これが落馬する前に頼朝が行った相模川の橋の橋脚だと考えられています。
建久6年3月に、源頼朝は妻の政子や子供たち、そして大勢の御家人を引き連れて上洛しています。
平氏一族や木曾義仲が滅ぼされた治承・寿永の戦乱の中で焼失した東大寺が再建されたので、その法要に出席するためです。
頼朝たちはけっこう長く畿内に留まって、京都の朝廷や貴族に贈り物をするなどの政治活動をしたのち、6月にようやく帰途につきました。

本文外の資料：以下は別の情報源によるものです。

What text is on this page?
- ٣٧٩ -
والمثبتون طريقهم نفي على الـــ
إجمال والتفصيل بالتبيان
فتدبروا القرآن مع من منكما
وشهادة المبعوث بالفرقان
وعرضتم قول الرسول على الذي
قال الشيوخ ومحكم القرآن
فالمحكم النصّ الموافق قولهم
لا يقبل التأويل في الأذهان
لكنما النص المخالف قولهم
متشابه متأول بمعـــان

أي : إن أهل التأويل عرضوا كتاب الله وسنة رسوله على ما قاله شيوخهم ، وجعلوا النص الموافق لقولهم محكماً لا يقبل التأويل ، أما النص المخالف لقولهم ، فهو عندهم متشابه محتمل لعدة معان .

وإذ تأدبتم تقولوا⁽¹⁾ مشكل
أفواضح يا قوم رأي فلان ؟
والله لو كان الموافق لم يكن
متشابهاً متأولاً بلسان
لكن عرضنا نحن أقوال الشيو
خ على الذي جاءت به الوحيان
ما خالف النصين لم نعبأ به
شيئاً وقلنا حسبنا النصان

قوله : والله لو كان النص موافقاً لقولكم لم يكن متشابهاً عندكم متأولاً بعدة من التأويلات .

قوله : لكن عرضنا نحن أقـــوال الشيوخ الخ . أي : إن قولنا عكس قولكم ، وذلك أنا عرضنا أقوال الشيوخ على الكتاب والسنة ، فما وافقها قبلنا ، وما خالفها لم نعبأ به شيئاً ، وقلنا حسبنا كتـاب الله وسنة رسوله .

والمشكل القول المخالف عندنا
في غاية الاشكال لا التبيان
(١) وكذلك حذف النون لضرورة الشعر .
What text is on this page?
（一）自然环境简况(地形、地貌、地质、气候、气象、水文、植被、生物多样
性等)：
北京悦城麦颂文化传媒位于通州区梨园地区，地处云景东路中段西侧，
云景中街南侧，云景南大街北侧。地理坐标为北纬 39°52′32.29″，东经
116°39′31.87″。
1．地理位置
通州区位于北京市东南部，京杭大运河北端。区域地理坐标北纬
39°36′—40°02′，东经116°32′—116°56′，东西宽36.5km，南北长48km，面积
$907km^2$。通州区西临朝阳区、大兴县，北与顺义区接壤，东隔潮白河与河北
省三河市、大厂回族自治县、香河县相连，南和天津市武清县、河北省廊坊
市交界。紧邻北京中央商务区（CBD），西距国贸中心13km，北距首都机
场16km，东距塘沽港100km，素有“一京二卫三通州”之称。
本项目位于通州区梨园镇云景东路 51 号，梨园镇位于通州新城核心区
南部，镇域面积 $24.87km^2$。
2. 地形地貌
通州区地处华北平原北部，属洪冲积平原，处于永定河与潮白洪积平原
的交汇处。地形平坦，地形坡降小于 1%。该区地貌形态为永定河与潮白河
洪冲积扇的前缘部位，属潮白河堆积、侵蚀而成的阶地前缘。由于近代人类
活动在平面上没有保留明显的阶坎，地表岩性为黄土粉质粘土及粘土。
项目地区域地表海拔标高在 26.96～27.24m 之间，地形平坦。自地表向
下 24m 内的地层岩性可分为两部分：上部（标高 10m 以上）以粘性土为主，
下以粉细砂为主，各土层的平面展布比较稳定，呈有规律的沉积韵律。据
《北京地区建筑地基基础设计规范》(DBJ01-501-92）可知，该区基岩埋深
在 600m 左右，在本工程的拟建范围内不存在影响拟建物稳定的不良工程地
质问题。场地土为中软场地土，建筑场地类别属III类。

このときの上洛に従っていた御家人たちの中に、稲毛重成がいました。
稲毛重成ってだれ? という人も多いと思いますが、NHK大河ドラマの「鎌倉殿の13人」をご覧になられたなら、畠山重忠謀殺の全責任をかぶせられて殺されてしまった武士を思い出してください。
あの中川大志君退場回のときに縛られて出てきて、小栗旬さんの北条義時に死罪を命じられてしまった人です。
稲毛重成の妻は北条時政の娘、北条義時のたぶん妹にあたる女性です。
つまり政子を妻とする源頼朝の義理の弟にあたります。
頼朝とともに京を発ち、鎌倉に向かう途中の美濃の青墓(岐阜県大垣市)で、稲毛重成は妻が危篤という知らせを受けます。
このとき頼朝は、自分のもっていた駿馬を重成に与えました。
この馬はとんでもなく足が速く、3日後には鎌倉に到着し、重成は妻を看取ることができたと「吾妻鏡」に記載されています。
この妻の供養のために、それまで橋のなかった相模川に、重成は橋を架けたのです。
橋が完成したところで、馬を与えてくれた頼朝への礼として、橋供養と渡り初めに招いたのです。
そしてその帰り道に頼朝は落馬し、半月後に没しました。
当時の相模川は現在よりも東にあり、いく筋にも分流していたと考えられています。
その流れのうちの1本は、小出川や新湘南バイパスと国道1号(東海道)が交わる辺りにあり、小出川とはほぼ直角の方向に北西から南東に流れていたと考えられます。
→当時の相模川の流れ(茅ヶ崎市作成のPDF)
ここに架けられていた幅約9メートル、長さが40メートル以上の橋の橋脚の遺構が、関東大震災によって発見されたのです。
→発見時の様子(茅ヶ崎市作成のPDF)
この橋脚が、稲毛重成がかけ橋供養に訪れた帰りに源頼朝が落馬をしたその橋のものだと考えられているのです。
これら9本の丸太は、発見後すぐに保存措置として池が掘られ、その中に長らく置かれていました。
→大正時代の保存池(茅ヶ崎市作成のPDF)
大正15年には国の史跡に指定されましたが、保存池の中で橋脚の腐朽が進んでいるのが認められたため、平成13年(2001)から保存整備事業が行われました。
このとき改めて発掘調査が行われ、さらに1本の橋脚と土留めの遺構が発見され、全部で10本の橋脚は保存措置が執られた上で地中に埋め戻されました。
→橋脚の発掘調査の様子
→発見された土留め遺構
(いずれも茅ヶ崎市作成のPDF)
その埋め戻されたちょうど真上に橋脚のレプリカが設置され、大正時代に造られた保存池を復元したものが、現在見られる旧相模川橋脚遺構なのです。
平成10年(1998)にはまだ本物が見られました。そのときに撮影した写真です。
ここは鎌倉時代の橋の遺構が見つかっただけでなく、関東大震災の液状化現象の痕跡が発見され調査が行われたという非常に貴重な遺跡です。
現在遺跡の周囲は公園になっていて、多くのベンチも設置されています。
東海道を歩く途中で休憩するのにも打ってつけの場所です。
橋脚のすぐ目の前にある和菓子店「でかまん」で買った名物のお饅頭でも食べながら、貴重な遺跡のを眺めて休憩しましょう。